A peine deux mois avant la date du scrutin, le président Saied a demandé à la cheffe du gouvernement Najla Bouden, reçue à Carthage le 7 octobre, d’amender le décret-loi relatif aux élections. Pourtant, le même texte vient d’être modifié le 15 septembre 2022, et ce, à l’initiative de Kais Saied lui-même, qui a entre-autres introduit le volet qu’il voudrait désormais revoir. «L’échange a évoqué la manipulation des parrainages pour élire les membres de la Chambre des députés. Le président de la République a insisté sur la nécessité (…) d’amender le décret-loi relatif aux élections…», a indiqué vendredi dernier la page Facebook de la Présidence de la République Tunisienne.

D’un amendement salvateur à une erreur majeure

« Un devoir national sacré », c’est en invoquant, encore une fois, la sacralité que Saied justifie son improvisation et ses décisions infructueuses, voire aux effets contraires aux intentions annoncées. Dans le cas présent, l’intention est d’avoir des candidats aux élections plus légitimes avec les parrainages de 400 électeurs dont l’âge et le sexe sont variés et représentatifs du tissu social concerné. Mais voici qu’il reconnait lui-même l’inefficacité de la démarche, moins d’un mois après le décret-loi relatif à la modification de la loi électorale. La réalité du terrain s’avère, pour la nième fois, loin des fantasmes juridistes de Kais Saied.

Donc, le président se désiste. Il avait pourtant annoncé, le 15 septembre, en modifiant la loi électorale que cet amendement permettra un scrutin plus sain, une meilleure représentativité des élus ainsi que la fin des pratiques clientélistes et de l’influence de l’argent sale. Une erreur d’appréciation, et pas des moindres, qui pourrait être assimilée à de l’intox. Selon notre interprétation très large de la situation (nous avons été à bonne école, celle de Kais Saied), le président pourrait tomber sous le coup de la loi. Celle relative aux infractions se rapportant aux systèmes d’information et de communication, promulguée le 13 septembre, deux jours avant l’amendement de la loi électorale. Et ce n’est pas la première fois que Saied se désiste après avoir promulgué un texte législatif, ni la première fois que la présidence de la République diffuse une intox depuis le début de son mandat. Le président est un multirécidiviste en la matière.

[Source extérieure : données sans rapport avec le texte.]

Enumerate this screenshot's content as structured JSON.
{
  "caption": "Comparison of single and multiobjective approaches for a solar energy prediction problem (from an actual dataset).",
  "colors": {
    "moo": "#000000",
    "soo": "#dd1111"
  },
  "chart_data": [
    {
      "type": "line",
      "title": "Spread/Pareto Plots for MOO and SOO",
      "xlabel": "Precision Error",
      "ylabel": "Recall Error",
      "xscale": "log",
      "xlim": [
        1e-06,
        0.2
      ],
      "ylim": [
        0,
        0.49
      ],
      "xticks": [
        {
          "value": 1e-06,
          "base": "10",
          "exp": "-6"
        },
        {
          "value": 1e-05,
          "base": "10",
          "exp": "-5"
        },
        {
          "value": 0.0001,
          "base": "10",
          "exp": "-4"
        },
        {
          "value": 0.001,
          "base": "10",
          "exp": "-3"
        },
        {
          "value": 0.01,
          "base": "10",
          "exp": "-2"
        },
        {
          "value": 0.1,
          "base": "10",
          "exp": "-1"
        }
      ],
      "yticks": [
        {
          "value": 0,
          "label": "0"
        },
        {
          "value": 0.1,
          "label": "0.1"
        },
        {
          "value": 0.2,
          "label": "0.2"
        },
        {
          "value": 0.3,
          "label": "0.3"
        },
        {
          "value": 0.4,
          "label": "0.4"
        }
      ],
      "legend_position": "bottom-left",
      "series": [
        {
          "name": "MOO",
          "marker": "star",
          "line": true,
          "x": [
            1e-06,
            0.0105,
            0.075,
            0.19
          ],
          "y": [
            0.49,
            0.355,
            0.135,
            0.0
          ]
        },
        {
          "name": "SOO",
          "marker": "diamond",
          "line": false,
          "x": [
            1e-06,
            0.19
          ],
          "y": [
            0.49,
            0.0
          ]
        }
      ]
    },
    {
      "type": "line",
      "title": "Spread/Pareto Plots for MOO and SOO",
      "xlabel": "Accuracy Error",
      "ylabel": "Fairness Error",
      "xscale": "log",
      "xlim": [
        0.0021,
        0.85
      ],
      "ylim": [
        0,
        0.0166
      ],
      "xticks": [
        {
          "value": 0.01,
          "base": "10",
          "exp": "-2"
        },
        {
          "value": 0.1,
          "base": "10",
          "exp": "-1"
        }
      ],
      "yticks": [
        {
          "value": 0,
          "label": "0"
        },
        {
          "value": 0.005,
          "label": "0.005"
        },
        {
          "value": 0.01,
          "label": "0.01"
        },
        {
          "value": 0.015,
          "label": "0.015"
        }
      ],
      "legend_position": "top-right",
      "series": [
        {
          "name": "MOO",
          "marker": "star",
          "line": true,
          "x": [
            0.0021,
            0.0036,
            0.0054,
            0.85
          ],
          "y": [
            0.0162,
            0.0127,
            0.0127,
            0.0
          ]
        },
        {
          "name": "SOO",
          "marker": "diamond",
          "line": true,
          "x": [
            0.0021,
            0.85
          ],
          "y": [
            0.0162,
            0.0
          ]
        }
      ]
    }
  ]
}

Kais Saied sous le coup du décret-loi 54 !

Bien que le caractère répressif du décret-loi 54 supposé lutter contre la cybercriminalité ait été dénoncé par moult experts et organisations de défense des libertés numériques et de la liberté d’expression, Kais Saied n’a, cette fois-ci, pas jugé utile de revoir sa copie. Ne risque-t-il pas aujourd’hui de tomber sous le coup de la loi ? Cette hypothèse serait plus plausible dans un véritable Etat de droit. Le point le plus problématique de ce texte législatif controversé demeure l’article 24 portant sur l’intox :

Est puni de cinq ans d’emprisonnement et d’une amende de cinquante mille dinars quiconque utilise sciemment des systèmes et réseaux d’information et de communication en vue de produire, répandre, diffuser, ou envoyer, ou rédiger de fausses nouvelles, de fausses données, des rumeurs (…).

Est passible des mêmes peines encourues au premier alinéa toute personne qui procède à l’utilisation de systèmes d’information en vue de publier ou de diffuser des nouvelles ou des documents (…),

Extraits de l’Article 24, Décret-loi n° 2022-54 du 13 septembre 2022, relatif à la lutte contre les infractions se rapportant aux systèmes d’information et de communication.

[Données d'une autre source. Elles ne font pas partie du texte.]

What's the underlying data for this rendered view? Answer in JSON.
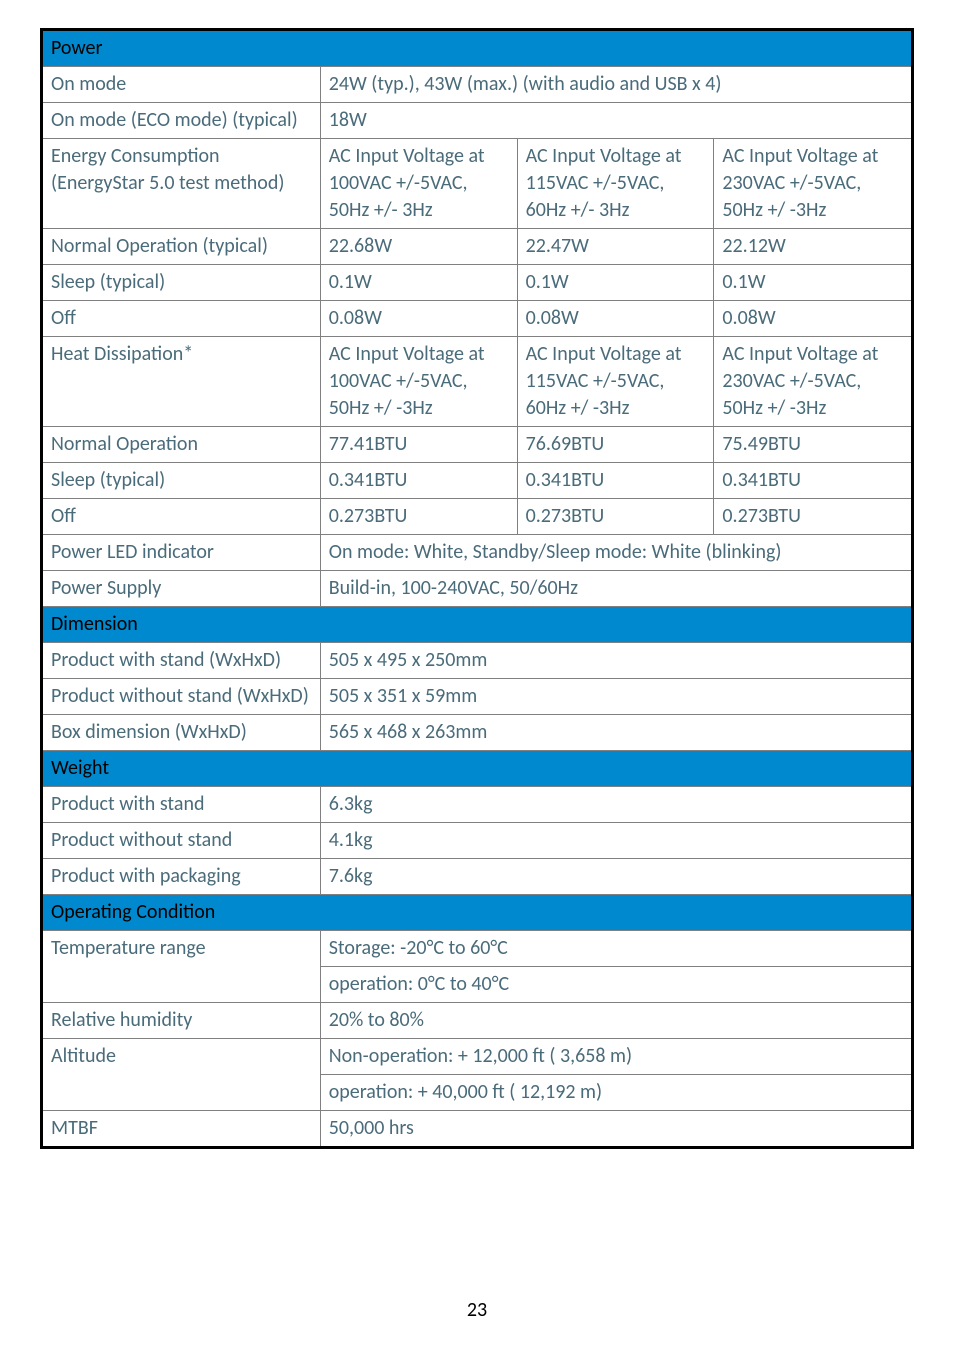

Dernière intox au compteur : l’amendement de la loi électorale salvateur ne l’est finalement pas. Toute ressemblance avec ce qui s’est passé avec la Constitution du 25 juillet 2022 n’est pas fortuite. Rappelons qu’après sa publication dans le JORT le 30 juin, le président a reconnu que «des erreurs se sont glissées dans cette version» et a publié une mouture revue et corrigée le 9 juillet. Rien que pour cette intox et ce faux document qui ont perturbé l’ordre public, il risque 10 ans de prison ferme.

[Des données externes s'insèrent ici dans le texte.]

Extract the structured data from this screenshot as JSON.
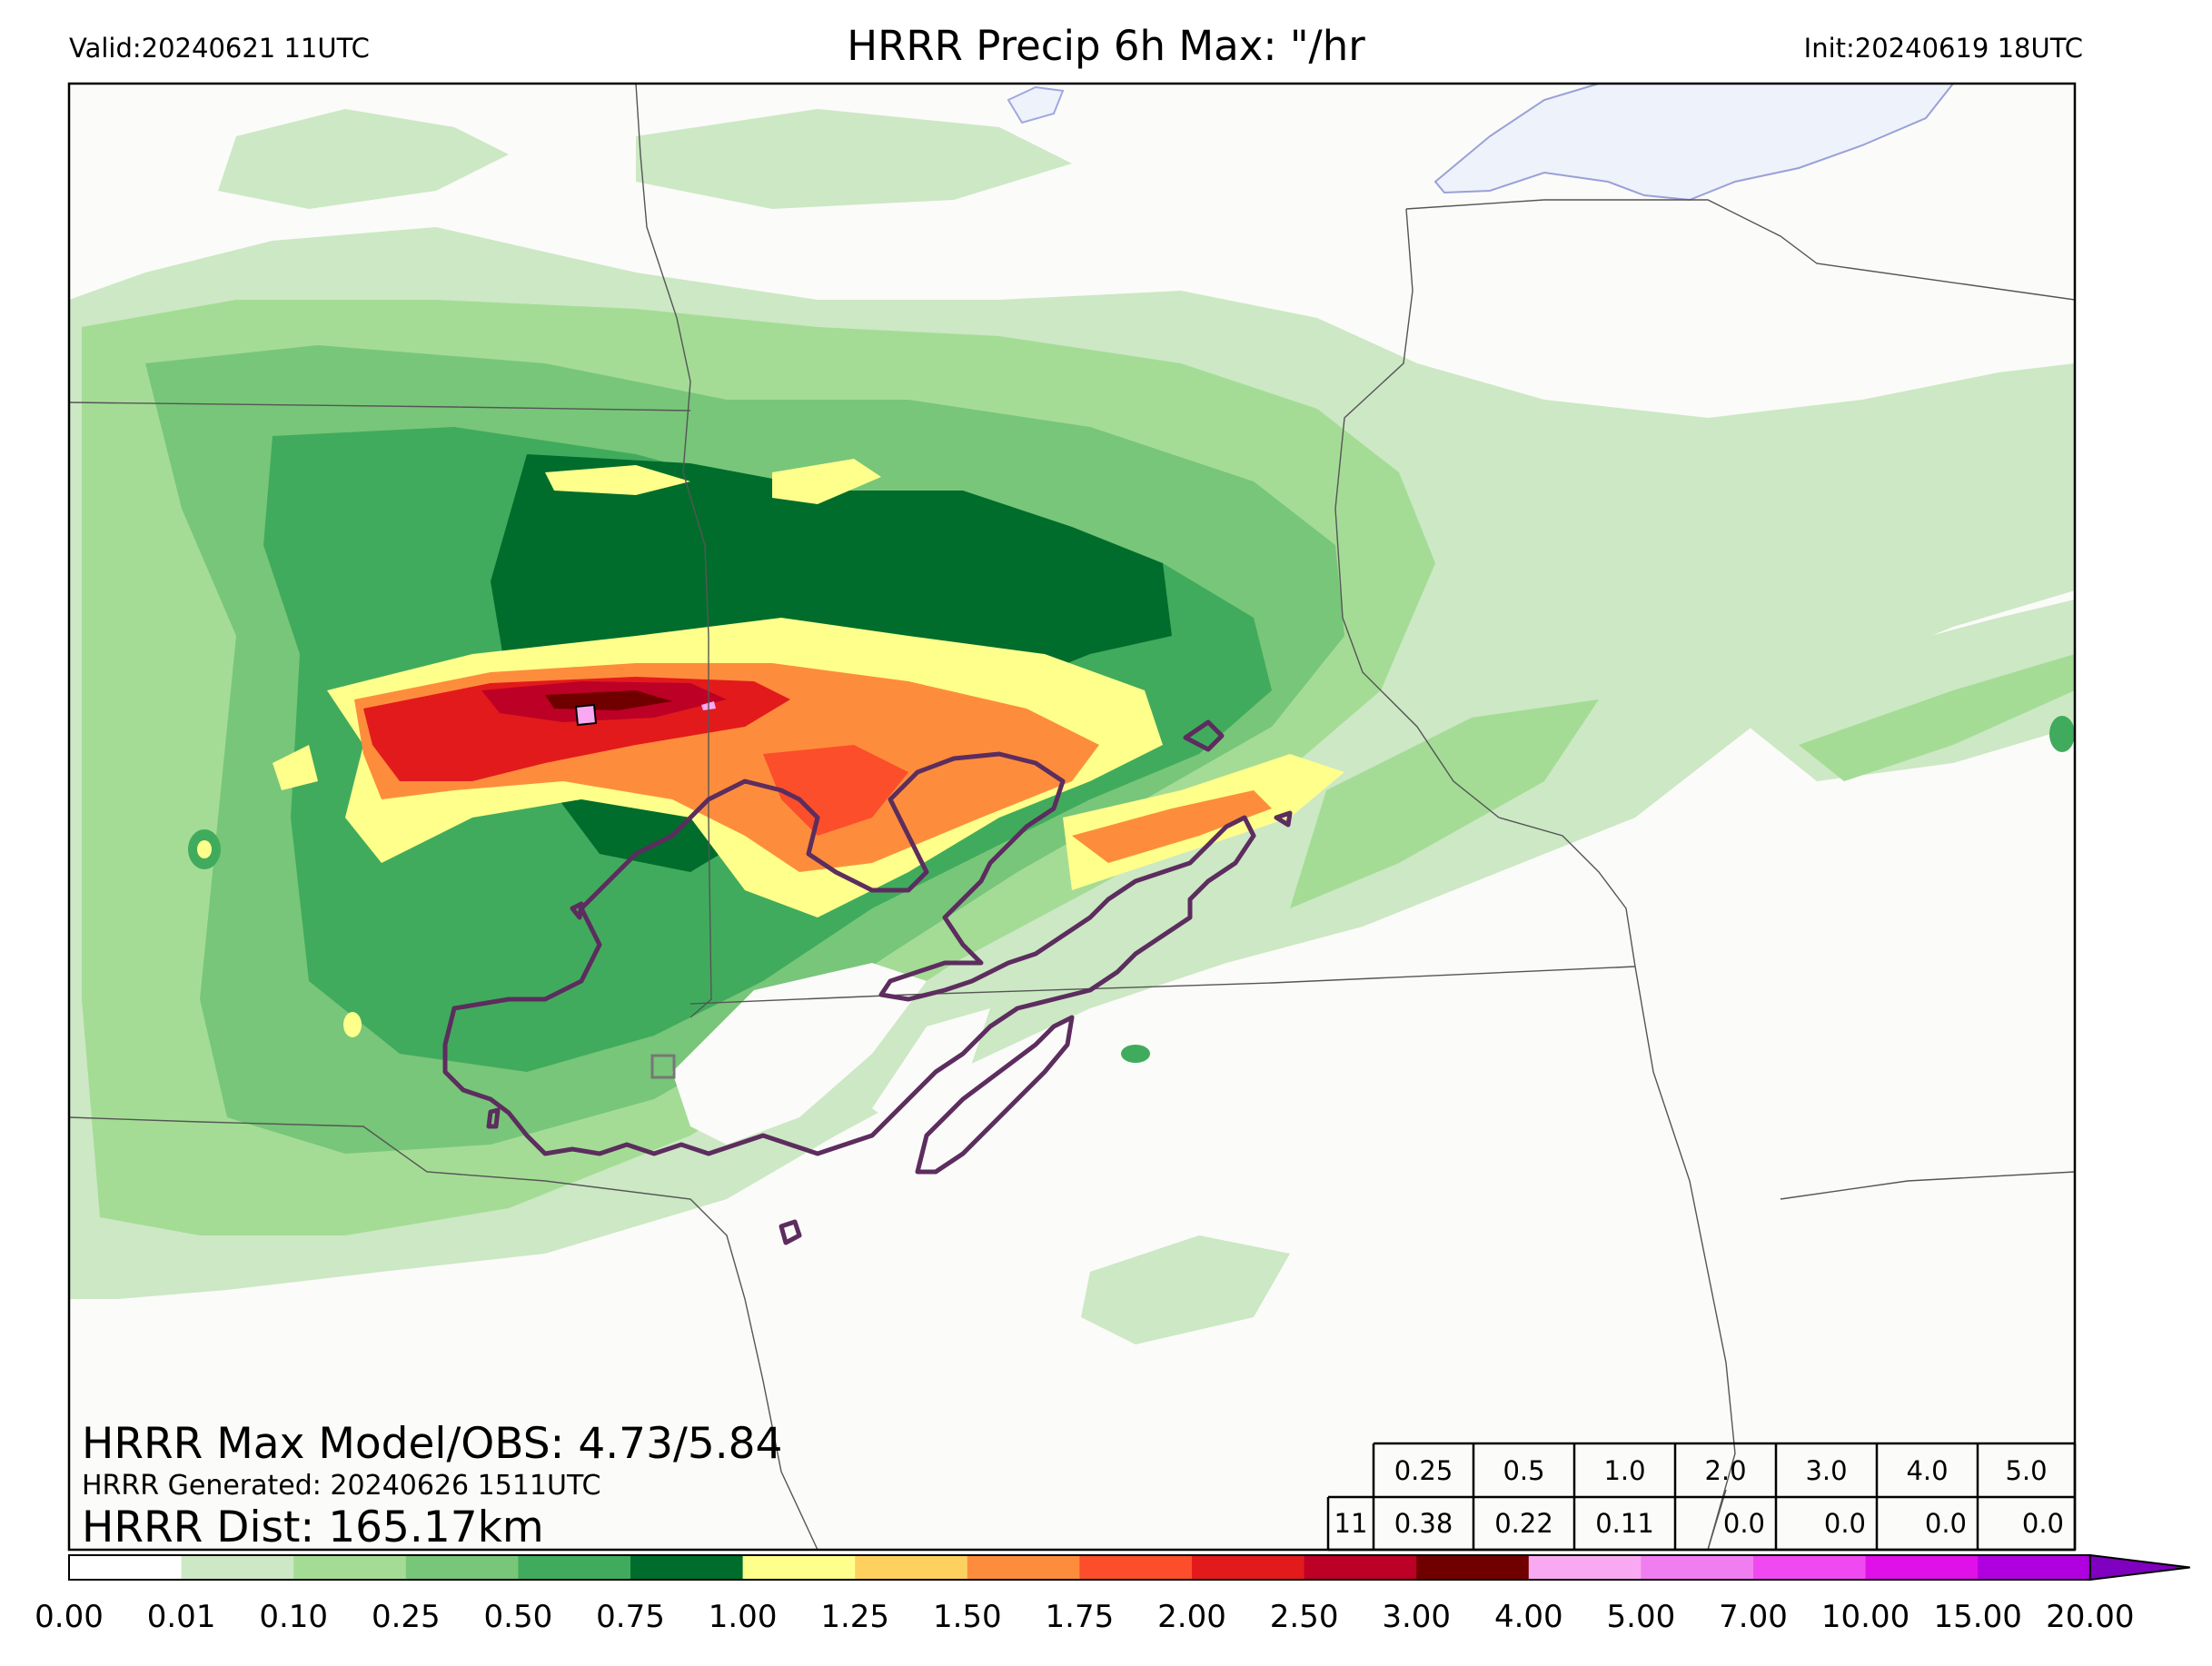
{
  "header": {
    "valid": "Valid:20240621 11UTC",
    "title": "HRRR Precip 6h Max: \"/hr",
    "init": "Init:20240619 18UTC"
  },
  "stats": {
    "max_line": "HRRR Max Model/OBS: 4.73/5.84",
    "generated_line": "HRRR Generated: 20240626 1511UTC",
    "dist_line": "HRRR Dist: 165.17km"
  },
  "threshold_table": {
    "thresholds": [
      "0.25",
      "0.5",
      "1.0",
      "2.0",
      "3.0",
      "4.0",
      "5.0"
    ],
    "row_label": "11",
    "values": [
      "0.38",
      "0.22",
      "0.11",
      "0.0",
      "0.0",
      "0.0",
      "0.0"
    ]
  },
  "colorbar": {
    "ticks": [
      "0.00",
      "0.01",
      "0.10",
      "0.25",
      "0.50",
      "0.75",
      "1.00",
      "1.25",
      "1.50",
      "1.75",
      "2.00",
      "2.50",
      "3.00",
      "4.00",
      "5.00",
      "7.00",
      "10.00",
      "15.00",
      "20.00"
    ],
    "colors": [
      "#ffffff",
      "#cce8c4",
      "#a4dc96",
      "#78c679",
      "#41ab5d",
      "#006d2c",
      "#ffff8c",
      "#fed15f",
      "#fd8d3c",
      "#fc4e2a",
      "#e31a1c",
      "#bd0026",
      "#700000",
      "#f9a9f2",
      "#f07ef0",
      "#f149f1",
      "#e010e8",
      "#b000e0"
    ],
    "extend_color": "#8000c0"
  },
  "colors": {
    "land": "#fbfbf9",
    "water": "#eef2fa",
    "boundary": "#555555",
    "obs_contour": "#5c2d5e"
  }
}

Un casier d’intox bien chargé

Pour chaque sortie présidentielle évoquant des complots contre l’Etat et des plans d’assassinats politiques sans apporter de preuves, il risque la même peine. Bien qu’elles soient nombreuses, on n’en comptera que trois. Ce qui représente 15 ans de prison ferme.

L’arrestation de l’ancien ministre de la justice et député nahdhaoui Noureddine Bhiri, le 31 décembre 2021, et sa mise en résidence surveillée «pour des raisons de sûreté nationale» avant d’être libéré sans suite le 7 mars 2022, c’est encore une fois un pétard mouillé. Encore 5 ans de prison ferme risqués par Saied. Et en y pensant, difficile de ne pas se rappeler du cas Chawki Tabib. L’avocat et ancien président de l’Instance nationale de lutte contre la corruption a été mis en résidence surveillée, le 20 août 2021. Et le président Saied a fait allusion à lui en évoquant les pires accusations. L’assignation à résidence a finalement été levée le 10 octobre 2021. Aucune charge n’a été retenue contre lui jusqu’à cette date. Encore 5 ans de prison ferme.

Jusqu’ici, le total des années de prison risquées par le président Saied s’élève à 40 ans. L’enveloppe « toxique » reçue au palais de Carthage le 25 janvier 2021, encore un écran de fumée. Le tunnel menant à la résidence de l’ambassadeur de France dans le but d’exécuter «une opération terroriste», ça fait 5 ans de plus. Le total s’élève donc à 50 ans de prison ferme.

Kais Saied aime bien les fables. Dans celle-ci, on voit bien comment amateurisme et autoritarisme peuvent produire un cocktail garant de décadence. Elle révèle à quel point improvisation, unilatéralisme et entêtement finissent par couvrir leurs colporteurs de ridicule.